História do Dia
Enfermeira do HC, Carmem faz roupinhas para bebês de UTI
A força que faz Carmem continuar vem de seres com menos de um quilo.
A maioria já chega ao mundo sem expectativas médicas. “As chances de o bebê sobreviver quase não existem”: Quantas vezes Carmem escutou!
Escuta e não põe fé.
Impossível desmanchar ideia construída em mais de 30 anos de enfermagem no Hospital das Clínicas de Ribeirão Preto, 17 deles como enfermeira na UTI neonatal:
– Enquanto o coração estiver batendo, há esperança.
Carmem Lúcia Santana Oliveira acredita. E dá a esses bebês prematuros identidade feita de tecido e linha.
Para ela, a primeira roupinha de muitas que eles hão de vestir.
A ideia surgiu em meio a rotina, 17 anos atrás.
Na maioria das UTIs neonatais os bebês que nascem em prematuridade extrema (menos de 28 semanas de gestação) vestem só a fraldinha.
– Nenhuma loja vende roupas para um recém-nascido tão pequeno. Nós temos bebês com 500, 600 gramas! Até roupa de boneca fica grande!
Nunca havia costurado na vida. Pediu ajuda para a família, foi aprendendo aqui-ali e a primeira roupinha saiu.
Começou as entregas. No começo, quando ainda trabalhava na UTI neonatal, levava uma roupinha sempre que um bebê novo chegava.
Depois, passou a fazer entregas semanais. Não fica mais de duas semanas sem aparecer com as peças, que já vão lavadas, passadas, prontas para usar.
Perdeu as contas de quantas roupinhas entregou. Faz uma soma rápida e conclui que, certamente, mais de cinco mil peças.
– O melhor de tudo é a mãe. Quando a mãe encontra a criança com roupa, não sabe se chora ou se ri. É lindo demais. Eu queria que você visse a carinha delas!
A lista de bebês que chama de seus é grande.
Ela vai contando as histórias de crianças que hoje exibem seus 10, 12, 17 anos, cheias de saúde, daquelas que participou dos batizados, da festa do primeiro aninho.

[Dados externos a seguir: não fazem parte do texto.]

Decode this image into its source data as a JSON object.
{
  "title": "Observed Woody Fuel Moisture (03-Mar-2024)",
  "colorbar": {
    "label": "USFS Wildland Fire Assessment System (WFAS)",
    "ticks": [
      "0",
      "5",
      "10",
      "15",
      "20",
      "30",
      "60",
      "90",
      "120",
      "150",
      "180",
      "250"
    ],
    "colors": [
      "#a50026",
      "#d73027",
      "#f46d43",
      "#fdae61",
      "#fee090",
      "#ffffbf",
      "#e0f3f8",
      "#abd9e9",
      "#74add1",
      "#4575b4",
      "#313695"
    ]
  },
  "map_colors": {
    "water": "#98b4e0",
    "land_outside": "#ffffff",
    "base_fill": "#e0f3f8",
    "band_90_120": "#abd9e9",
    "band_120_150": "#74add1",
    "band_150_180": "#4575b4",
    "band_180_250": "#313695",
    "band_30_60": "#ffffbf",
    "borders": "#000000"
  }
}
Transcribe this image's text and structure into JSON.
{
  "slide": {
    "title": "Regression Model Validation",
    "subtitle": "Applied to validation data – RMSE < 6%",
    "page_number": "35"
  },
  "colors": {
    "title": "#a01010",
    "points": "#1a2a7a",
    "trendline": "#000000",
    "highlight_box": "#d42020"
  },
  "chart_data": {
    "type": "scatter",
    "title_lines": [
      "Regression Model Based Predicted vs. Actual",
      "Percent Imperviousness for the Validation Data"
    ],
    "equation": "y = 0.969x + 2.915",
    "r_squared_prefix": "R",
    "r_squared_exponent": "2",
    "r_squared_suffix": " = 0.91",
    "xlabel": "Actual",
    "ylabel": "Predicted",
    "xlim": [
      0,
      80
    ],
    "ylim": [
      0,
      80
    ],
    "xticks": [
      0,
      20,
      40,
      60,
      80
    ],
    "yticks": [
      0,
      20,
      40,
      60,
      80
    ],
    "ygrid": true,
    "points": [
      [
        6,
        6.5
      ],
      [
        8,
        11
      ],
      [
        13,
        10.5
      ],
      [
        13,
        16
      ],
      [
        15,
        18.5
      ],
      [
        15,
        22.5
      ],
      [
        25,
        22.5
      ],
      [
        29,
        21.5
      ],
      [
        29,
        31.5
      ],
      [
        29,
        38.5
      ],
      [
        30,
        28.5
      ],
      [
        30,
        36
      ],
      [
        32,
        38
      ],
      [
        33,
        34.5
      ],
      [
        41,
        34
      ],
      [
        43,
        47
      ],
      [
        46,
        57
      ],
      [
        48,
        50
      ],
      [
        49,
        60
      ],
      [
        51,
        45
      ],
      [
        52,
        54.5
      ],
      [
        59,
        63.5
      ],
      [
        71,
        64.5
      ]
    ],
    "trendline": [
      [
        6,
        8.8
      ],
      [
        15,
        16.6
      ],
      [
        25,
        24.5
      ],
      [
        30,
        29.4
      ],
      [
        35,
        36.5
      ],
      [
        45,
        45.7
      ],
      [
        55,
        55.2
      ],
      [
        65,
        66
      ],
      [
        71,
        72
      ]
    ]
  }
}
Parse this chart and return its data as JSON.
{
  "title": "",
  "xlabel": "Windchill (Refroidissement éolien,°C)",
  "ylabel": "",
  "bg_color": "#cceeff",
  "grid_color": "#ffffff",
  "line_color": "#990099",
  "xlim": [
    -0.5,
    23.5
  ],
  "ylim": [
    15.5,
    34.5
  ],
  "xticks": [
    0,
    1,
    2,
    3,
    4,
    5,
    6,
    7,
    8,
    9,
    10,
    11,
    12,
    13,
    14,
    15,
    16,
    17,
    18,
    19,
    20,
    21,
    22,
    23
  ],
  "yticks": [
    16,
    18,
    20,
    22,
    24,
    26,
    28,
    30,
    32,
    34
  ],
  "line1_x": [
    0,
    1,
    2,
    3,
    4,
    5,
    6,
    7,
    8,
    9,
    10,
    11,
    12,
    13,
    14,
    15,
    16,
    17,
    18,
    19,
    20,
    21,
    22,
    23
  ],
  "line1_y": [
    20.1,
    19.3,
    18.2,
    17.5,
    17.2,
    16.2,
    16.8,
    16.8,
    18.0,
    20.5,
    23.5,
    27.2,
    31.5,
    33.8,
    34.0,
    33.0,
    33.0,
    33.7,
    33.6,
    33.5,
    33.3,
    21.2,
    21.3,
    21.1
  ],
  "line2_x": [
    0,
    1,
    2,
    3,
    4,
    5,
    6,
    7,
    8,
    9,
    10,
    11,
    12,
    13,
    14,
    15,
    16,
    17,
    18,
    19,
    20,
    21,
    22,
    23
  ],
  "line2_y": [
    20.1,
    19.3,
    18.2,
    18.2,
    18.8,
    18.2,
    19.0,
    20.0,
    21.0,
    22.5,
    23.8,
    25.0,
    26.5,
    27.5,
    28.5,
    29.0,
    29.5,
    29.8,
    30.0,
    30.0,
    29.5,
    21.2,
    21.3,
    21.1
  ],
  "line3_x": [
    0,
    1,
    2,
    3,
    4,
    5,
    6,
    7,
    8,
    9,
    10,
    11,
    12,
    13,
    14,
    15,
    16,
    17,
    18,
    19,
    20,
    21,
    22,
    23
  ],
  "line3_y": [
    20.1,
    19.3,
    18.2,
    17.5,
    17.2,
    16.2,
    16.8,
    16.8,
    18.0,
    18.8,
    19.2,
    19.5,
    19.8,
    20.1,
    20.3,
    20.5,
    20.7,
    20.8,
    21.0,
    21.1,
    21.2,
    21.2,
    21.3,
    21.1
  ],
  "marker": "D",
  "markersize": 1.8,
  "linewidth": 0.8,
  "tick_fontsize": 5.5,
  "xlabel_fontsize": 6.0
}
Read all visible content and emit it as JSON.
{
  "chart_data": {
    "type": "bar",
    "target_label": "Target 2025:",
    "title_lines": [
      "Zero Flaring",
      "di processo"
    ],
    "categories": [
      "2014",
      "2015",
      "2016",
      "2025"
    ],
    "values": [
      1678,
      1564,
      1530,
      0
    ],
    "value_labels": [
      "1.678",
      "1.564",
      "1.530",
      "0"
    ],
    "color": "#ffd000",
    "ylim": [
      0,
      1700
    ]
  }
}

– Outro dia, uma mãe me chamou no corredor e me deu um abraço gostoso. Disse que queria me agradecer pela roupinha que eu deixei para o bebê dela.
Os pais, ela diz cheia de orgulho, guardam aquela roupinha minúscula como lembrança da força imensa que habita gente tão miúda.
– Eles mostram a roupa para as pessoas saberem que não é imaginação. O bebê era mesmo daquele tamanho.
Em todo esse tempo, Carmem nunca vendeu uma só peça – apesar de receber um tantão de pedidos.
– Tem preço que pague a alegria dessa mãe? Não tem preço que pague!
Ela decidiu que queria ser enfermeira aos seis anos.
A irmã sofreu um acidente e Carmem pôde conhecer a rotina daquelas que mudam o canal da TV, fazem curativo que “não vai doer”, cuidam das medicações e atuam como conselheiras.
O primeiro emprego foi no Hospital das Clínicas de Ribeirão Preto, de onde não mais saiu. Ficou 17 anos na UTI neonatal e, por volta de 2014, foi transferida para o setor de neurologia.
Não fica longe dos “seus bebês”, porém. Dá um pulinho no setor sempre que sobra um tempinho e aproveita para checar quem precisa de roupinha.
Não deixa faltar estoque, mesmo para os bebês maiores. Mas frisa:
– Minha especialidade é menos de um quilo.
Diz que, até quando “Deus der força”, vai continuar espalhando o bem.
– A vida? A vida é tudo! Tem que aproveitar cada segundo. A gente vem nu e se ninguém põe roupa, vamos embora nus também.
Carmem vai continuar vestindo bebês de linha, tecido e amor.
– Não pode desistir jamais. Eles são milagrinhos de Deus.
Sabe que a força encontra morada em gente miúda. E – que bom! – não há o que a faça mudar de ideia!